Monday, 4 May 2026

Rail memories

I came across two old photographs of the Butterworth railway station platform that were taken before the railway service was upgraded and electrified. They had that slightly faded, unhurried look and I found myself lingering over them longer than I expected. It brought back some vivid memories of the nights when I used to catch the train from that very platform.

In the 1970s when I was still living on the island and needed to travel to-and-from Kuala Lumpur, this was part of the routine. I would buy my ticket earlier from Howe Cheang Dispensary along Penang Road, then made my way across by ferry to Butterworth. From the terminal, it was a short walk to the station, perhaps a hundred metres or so, where rail passengers would wait for the collapsible grille gate to open. A railway staff member would check the tickets and let us through.

Train services were sparse in those days. From what I remember, there were maybe two, at most three, a day: a morning mail train, a night express train and occasionally a railcar service in the afternoon. Because there were so few services, the morning and night trains were long, easily 20 or 30 carriages by my estimation, and pulled by a diesel engine. Walking from one end to the other could feel like a journey in itself.

Travel was not quite as convenient as it is now. Luggage didn’t come with wheels, so every bag was carried by hand, often over quite a distance just to find the coach. The night mail offered second-class berths, but third-class passengers had to make do with upright seats. These were unnumbered, taken on a first-come, first-served basis. Tickets were often oversold, and during the run-up to national holidays, it could turn into a scramble. Those who were late, or simply unlucky, ended up sitting or trying to sleep along the passageways, or at the vestibules at either end of the carriage, right by the open exits.

Between 1973 and 1976, when I was studying in Kuala Lumpur, these journeys became a regular part of life. I still remember one trip just before Chinese New Year when I had no choice but to settle into the vestibule. As it turned out, I was sharing that cramped space with a woman who, to my surprise, was also an Old Free but a year my junior. We struck up a conversation, and what could have been a long, uncomfortable 10-hour ride passed rather more easily than expected.

Every now and then, I would opt for something different: the newspaper vans. In those days, freshly printed newspapers from Kuala Lumpur were sent north and south overnight in vans, and for a small fee, anyone could hitch a ride. We would gather at a designated spot in the city, usually around two o'clock in the morning and waited for the vans to arrive.

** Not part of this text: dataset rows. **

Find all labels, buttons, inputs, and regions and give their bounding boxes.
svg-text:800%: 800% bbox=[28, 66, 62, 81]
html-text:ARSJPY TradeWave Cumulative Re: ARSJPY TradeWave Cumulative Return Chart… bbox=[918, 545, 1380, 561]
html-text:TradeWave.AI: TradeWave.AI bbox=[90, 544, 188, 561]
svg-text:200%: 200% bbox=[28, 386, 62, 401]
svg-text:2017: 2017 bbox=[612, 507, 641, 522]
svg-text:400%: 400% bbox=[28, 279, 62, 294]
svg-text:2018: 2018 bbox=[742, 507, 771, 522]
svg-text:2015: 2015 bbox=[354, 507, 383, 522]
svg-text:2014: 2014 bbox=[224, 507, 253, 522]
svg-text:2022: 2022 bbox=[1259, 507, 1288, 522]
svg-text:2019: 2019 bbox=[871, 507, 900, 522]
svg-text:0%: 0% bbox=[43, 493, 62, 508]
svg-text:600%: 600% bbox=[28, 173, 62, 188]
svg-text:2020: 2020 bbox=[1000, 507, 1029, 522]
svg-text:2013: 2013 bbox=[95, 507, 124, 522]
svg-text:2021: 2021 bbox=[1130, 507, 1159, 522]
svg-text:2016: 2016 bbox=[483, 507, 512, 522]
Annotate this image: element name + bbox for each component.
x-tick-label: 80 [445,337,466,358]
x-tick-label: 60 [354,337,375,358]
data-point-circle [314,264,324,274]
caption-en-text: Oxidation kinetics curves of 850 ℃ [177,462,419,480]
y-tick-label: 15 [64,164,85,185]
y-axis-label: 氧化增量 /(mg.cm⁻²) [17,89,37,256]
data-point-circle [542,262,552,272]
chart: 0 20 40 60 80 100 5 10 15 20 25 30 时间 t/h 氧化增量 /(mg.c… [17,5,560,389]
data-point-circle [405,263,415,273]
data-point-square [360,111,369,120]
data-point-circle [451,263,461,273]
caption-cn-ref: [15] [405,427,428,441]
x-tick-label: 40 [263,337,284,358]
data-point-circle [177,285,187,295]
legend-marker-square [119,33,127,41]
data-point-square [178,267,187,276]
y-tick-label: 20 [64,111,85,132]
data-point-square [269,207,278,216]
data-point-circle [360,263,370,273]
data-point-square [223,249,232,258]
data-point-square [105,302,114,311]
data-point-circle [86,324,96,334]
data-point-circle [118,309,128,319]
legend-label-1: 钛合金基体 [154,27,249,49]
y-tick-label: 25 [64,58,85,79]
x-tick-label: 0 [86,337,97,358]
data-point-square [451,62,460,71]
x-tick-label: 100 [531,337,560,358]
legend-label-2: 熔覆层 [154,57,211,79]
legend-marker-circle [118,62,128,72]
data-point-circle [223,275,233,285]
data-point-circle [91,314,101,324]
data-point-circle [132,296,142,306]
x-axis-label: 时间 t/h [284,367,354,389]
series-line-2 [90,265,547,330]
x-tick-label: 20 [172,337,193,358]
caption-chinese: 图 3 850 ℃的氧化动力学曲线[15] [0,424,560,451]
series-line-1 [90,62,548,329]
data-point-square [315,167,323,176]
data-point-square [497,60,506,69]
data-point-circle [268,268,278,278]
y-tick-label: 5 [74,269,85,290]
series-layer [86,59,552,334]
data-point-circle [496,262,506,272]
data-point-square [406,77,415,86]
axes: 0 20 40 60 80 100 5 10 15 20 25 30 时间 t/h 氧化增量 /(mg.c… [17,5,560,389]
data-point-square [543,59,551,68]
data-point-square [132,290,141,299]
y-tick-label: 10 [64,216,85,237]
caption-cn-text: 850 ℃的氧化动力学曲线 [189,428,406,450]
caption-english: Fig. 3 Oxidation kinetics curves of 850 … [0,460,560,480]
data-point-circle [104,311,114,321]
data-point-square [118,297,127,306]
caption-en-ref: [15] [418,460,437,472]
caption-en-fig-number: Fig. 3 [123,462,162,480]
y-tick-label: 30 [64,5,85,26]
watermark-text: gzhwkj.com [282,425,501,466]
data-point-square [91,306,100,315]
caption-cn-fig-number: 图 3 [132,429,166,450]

There would be a few others like me, and we would climb into the back, settling ourselves on stacks of newspapers.

The vans would head north, stopping along the way to drop off bundles, each stop briefly interrupting whatever sleep we managed. Looking back, it sounded rather precarious, but at the time, none of that mattered or even crossed our minds. There were no worries about accidents, no thoughts about insurance or safety. It was simply a cheaper way to travel, and more than that, it felt like an adventure. Those, indeed, were the days....

ADDENDUM: How can I leave these rail memories without mentioning one other thing that shaped those journeys? The single track. Before electrification, there was only one line running north to south, shared by everything, passenger trains and goods trains alike. It meant that timing was never entirely in our own hands.

The Ipoh railway station was the key point. That was where the northbound and southbound trains had to meet and pass. Although Ipoh sat roughly halfway between Butterworth and Kuala Lumpur, the stretch southwards was actually longer, so the train from Butterworth would almost always be the one waiting. And waiting it did. Delays were part of the system, and it wasn’t unusual to be at the Ipoh station for an hour or more while everyone waited for the other train to arrive.

On a journey that already took close to nine hours, that stop could feel longer than it really was, especially at night if sleep didn’t come easily. You lay there in the second-class berth, half-aware of the stillness, wondering what time you would finally reach Kuala Lumpur, or back in Butterworth. If it was the return journey, there was always that worry at the back of the mind whether I’d make it home at a reasonable hour, perhaps even catch the family by surprise. There was a certain kind of boredom in that semi-darkness. And just when the mind had drifted far enough for sleep to take over, there would sometimes be that sudden, unmistakable jerk of the carriage, the whistle unheard, as the train eased back into motion. But more often, it was quiet and smooth, the movement returning almost unnoticed, and it was the unsteady rhythm of the carriage, the soft clacking of wheels on the rails, that told me the journey had resumed.

It was a long chain of small uncertainties, and yet that was simply how travel was in those days. Looking back now, what I remember most is that mixture of anxiety and anticipation, the slow approach towards home after being away for weeks or months, and the sense that every delay, every pause along the way, only made the arrival feel that much more satisfying.